An estimated 250,000 to 350,000 people starved in previous manmade famines in the 1990s. And even when the West, including the U.S., provided food for the starving population, most of the rations went to Communist officials, not the starving. As a result, a whole generation of North Koreans is stunted; the average North Korean is 3 inches shorter than the average South Korean, though the two populations are genetically one.
The challenge to the Obama administration will be saving Bae's life while not making concessions that will help the North Korean regime become a greater menace to the world and its own people.
The only thing that will rescue North Korea from the grip of the murderous regime of the Kim dynasty is outside intervention. With the breakup of the Soviet empire, China has assumed the role of North Korea's protector.

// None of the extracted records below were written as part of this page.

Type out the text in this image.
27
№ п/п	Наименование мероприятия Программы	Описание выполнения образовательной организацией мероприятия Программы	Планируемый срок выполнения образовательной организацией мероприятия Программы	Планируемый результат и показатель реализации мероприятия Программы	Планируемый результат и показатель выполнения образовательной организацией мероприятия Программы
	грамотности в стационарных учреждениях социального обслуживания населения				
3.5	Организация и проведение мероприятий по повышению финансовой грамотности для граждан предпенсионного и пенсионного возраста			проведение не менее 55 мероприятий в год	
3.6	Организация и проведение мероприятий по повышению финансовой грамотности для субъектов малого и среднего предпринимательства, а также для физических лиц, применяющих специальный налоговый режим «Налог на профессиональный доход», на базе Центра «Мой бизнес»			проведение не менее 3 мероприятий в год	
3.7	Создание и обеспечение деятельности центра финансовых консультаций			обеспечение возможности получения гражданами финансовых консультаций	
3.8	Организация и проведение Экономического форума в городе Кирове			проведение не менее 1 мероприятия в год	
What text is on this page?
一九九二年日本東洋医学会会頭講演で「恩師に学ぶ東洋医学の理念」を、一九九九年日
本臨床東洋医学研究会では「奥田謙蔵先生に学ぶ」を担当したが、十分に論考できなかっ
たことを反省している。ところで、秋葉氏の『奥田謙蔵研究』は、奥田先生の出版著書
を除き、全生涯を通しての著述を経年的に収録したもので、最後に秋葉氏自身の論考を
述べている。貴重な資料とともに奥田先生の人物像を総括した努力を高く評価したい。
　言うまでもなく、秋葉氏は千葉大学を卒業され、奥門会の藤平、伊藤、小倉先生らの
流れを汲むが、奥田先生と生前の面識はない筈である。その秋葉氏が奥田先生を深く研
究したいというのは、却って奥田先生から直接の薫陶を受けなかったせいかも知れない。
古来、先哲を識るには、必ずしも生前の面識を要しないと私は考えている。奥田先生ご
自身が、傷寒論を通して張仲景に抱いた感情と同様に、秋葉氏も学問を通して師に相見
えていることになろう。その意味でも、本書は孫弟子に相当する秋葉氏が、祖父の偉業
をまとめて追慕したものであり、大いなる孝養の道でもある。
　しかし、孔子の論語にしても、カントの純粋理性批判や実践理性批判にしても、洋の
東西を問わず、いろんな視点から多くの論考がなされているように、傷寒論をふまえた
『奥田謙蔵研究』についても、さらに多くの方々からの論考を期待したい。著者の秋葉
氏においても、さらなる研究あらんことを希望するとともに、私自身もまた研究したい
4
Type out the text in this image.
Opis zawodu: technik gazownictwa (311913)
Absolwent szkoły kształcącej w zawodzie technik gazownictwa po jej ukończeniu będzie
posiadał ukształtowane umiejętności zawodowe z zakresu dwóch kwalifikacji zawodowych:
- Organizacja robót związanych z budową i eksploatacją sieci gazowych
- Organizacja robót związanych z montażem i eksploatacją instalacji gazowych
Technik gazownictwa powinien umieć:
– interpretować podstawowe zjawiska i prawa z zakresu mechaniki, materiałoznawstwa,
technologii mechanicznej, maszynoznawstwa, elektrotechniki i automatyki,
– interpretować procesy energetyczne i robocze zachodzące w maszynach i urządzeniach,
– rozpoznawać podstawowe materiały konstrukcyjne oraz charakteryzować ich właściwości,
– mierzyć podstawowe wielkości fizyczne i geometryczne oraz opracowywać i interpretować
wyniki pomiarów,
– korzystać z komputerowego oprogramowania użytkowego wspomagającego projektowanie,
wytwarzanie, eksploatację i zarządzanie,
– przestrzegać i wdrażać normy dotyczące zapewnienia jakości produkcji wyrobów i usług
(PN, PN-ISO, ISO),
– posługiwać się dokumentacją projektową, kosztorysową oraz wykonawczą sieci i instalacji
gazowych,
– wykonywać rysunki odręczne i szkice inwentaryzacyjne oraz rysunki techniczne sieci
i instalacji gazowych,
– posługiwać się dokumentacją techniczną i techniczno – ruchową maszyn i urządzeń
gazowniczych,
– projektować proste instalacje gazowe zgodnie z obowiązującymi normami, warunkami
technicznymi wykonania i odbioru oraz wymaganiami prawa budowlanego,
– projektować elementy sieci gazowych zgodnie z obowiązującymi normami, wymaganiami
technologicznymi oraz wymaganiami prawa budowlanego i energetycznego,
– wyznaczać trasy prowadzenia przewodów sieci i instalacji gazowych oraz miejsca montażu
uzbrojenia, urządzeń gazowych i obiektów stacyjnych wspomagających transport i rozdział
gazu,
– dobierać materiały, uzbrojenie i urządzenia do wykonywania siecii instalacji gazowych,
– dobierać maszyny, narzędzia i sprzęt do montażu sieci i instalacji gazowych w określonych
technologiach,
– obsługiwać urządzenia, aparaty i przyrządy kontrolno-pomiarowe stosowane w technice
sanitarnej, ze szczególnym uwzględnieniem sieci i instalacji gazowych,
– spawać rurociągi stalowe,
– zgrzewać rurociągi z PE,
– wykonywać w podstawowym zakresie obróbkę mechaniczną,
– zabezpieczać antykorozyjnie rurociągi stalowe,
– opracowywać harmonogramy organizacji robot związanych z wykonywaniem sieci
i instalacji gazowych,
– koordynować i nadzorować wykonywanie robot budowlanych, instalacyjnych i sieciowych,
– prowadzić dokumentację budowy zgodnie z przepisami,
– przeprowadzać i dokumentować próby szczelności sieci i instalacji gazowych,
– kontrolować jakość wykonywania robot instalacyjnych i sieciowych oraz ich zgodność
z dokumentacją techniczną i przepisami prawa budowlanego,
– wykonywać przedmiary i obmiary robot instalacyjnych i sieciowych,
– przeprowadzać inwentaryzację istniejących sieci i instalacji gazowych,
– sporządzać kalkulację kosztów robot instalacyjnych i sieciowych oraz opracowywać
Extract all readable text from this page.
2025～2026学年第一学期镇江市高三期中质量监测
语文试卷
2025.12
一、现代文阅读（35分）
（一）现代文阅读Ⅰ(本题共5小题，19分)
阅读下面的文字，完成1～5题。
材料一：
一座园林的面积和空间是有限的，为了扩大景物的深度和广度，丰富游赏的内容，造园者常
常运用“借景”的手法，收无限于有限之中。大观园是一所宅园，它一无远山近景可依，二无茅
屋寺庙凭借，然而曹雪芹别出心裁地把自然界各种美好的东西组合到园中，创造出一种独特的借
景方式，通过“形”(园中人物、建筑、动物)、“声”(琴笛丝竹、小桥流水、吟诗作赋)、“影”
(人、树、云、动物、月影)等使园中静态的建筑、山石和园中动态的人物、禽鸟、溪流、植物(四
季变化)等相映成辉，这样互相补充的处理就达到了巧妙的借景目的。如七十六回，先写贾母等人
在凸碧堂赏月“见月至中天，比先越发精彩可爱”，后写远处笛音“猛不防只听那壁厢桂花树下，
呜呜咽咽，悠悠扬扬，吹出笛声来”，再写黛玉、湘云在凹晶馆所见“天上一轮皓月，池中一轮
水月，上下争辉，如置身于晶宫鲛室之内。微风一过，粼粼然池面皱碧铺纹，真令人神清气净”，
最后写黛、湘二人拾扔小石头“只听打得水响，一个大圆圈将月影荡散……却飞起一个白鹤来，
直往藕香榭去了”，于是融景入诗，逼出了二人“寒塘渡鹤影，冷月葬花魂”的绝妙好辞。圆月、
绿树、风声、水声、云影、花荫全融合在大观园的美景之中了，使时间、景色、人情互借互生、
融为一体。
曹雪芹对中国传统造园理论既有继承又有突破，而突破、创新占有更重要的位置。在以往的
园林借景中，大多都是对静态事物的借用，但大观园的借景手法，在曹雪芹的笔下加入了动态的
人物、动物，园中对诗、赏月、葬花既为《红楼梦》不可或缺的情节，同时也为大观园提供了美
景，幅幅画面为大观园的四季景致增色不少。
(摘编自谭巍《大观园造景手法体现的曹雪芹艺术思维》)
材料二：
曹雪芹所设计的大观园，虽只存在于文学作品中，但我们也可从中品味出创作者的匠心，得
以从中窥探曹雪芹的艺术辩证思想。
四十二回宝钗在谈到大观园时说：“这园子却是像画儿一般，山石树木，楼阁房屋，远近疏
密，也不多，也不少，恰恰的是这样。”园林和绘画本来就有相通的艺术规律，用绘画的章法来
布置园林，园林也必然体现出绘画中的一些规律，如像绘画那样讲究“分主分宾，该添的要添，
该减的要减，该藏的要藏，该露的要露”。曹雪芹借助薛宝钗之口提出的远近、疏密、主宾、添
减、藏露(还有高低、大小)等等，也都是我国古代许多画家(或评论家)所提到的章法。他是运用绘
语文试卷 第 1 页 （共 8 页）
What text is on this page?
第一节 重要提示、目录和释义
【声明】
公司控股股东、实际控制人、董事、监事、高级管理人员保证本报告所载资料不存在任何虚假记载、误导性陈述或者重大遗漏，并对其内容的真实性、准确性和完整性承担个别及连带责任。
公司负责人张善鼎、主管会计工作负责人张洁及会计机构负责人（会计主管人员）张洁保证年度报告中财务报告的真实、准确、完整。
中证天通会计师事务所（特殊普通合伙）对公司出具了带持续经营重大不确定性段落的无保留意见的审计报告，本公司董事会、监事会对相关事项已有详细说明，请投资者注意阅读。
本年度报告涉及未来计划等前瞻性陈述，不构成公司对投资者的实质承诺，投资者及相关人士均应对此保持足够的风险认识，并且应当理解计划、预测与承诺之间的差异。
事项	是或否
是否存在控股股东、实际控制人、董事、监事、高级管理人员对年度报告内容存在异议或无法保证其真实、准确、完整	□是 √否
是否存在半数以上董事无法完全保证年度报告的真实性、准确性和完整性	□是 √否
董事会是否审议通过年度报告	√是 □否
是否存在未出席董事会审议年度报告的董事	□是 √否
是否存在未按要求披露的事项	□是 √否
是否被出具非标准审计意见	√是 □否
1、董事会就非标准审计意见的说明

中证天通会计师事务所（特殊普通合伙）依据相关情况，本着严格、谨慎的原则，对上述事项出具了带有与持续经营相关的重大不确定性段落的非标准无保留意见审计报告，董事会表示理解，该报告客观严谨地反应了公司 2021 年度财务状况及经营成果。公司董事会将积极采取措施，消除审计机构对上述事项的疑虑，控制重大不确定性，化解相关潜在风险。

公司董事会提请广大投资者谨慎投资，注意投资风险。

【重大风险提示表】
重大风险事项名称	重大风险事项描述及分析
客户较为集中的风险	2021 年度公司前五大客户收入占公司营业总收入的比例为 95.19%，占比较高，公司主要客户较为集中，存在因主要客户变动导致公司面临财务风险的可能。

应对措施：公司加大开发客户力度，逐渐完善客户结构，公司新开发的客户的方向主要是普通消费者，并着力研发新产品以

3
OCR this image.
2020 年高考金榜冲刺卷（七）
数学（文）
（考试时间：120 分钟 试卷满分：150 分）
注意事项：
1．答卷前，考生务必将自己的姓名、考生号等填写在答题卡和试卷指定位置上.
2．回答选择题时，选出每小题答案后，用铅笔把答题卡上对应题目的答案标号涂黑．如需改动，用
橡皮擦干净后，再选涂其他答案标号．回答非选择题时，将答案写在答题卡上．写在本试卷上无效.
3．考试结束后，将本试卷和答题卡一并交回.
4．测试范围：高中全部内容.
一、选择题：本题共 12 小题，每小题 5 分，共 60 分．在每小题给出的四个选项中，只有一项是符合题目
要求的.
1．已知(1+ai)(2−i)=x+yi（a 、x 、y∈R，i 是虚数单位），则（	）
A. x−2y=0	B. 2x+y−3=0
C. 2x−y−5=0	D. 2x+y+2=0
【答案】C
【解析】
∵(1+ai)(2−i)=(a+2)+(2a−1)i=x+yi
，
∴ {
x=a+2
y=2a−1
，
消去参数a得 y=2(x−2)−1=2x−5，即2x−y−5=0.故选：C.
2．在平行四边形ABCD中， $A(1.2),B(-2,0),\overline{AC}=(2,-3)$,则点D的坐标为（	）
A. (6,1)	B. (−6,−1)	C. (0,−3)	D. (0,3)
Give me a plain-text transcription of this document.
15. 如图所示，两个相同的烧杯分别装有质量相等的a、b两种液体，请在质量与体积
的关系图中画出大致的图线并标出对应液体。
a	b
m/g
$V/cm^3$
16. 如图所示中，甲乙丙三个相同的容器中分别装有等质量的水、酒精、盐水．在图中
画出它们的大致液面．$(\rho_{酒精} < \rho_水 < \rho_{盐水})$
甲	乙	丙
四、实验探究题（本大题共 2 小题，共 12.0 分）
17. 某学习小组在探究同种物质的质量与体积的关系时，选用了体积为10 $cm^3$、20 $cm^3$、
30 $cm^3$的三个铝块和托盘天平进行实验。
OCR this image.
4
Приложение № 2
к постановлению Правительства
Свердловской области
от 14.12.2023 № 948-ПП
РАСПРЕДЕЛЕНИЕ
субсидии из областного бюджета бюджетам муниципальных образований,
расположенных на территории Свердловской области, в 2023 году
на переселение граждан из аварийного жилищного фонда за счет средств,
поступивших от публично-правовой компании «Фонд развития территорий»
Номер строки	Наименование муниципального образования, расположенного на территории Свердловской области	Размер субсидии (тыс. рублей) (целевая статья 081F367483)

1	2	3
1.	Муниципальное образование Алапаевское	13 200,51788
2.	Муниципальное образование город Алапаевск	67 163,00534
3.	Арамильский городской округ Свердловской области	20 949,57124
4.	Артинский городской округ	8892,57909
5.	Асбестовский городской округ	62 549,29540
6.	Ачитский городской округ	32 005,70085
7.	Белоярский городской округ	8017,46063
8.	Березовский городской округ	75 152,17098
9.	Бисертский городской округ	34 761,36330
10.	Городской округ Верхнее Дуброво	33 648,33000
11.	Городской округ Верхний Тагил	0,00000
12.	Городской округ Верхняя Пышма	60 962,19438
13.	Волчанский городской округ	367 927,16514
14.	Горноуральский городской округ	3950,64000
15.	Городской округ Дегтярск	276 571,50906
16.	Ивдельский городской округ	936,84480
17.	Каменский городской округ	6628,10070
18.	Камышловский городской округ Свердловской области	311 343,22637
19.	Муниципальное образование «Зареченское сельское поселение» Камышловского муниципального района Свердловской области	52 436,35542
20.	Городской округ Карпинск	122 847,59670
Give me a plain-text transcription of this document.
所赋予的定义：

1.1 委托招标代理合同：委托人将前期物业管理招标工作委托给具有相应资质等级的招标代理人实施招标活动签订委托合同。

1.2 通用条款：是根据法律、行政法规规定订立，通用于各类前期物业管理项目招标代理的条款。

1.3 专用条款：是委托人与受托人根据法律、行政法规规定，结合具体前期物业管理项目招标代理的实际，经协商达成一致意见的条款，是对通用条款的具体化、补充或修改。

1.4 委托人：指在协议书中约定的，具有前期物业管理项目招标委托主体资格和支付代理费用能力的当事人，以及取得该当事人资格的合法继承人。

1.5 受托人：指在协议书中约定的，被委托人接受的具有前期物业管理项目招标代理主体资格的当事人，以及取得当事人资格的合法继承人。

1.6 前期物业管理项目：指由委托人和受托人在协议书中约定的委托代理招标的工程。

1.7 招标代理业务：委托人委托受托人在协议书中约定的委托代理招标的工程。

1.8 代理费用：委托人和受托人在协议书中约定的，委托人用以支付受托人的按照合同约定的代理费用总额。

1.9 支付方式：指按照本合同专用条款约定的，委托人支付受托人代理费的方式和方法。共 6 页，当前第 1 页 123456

But China does so not out of ideological sympathy -- for despite its veneer of communist ideology, Karl Marx would have recognized in North Korea what he called "Oriental despotism."
China has always operated under the shortsighted principle that the enemy of my enemy is my friend and thus supports the North Koreans chiefly because they are America's enemy. But China is also fearful of what the consequences would be if North Korea were to collapse, flooding China with millions of starving refugees.
Nonetheless, the Obama administration should be applying as much pressure as possible to China to help free not only Bae but also 25 million North Koreans by withdrawing its support for the Kim regime. Capitulating to Kim's demands will only prolong the misery.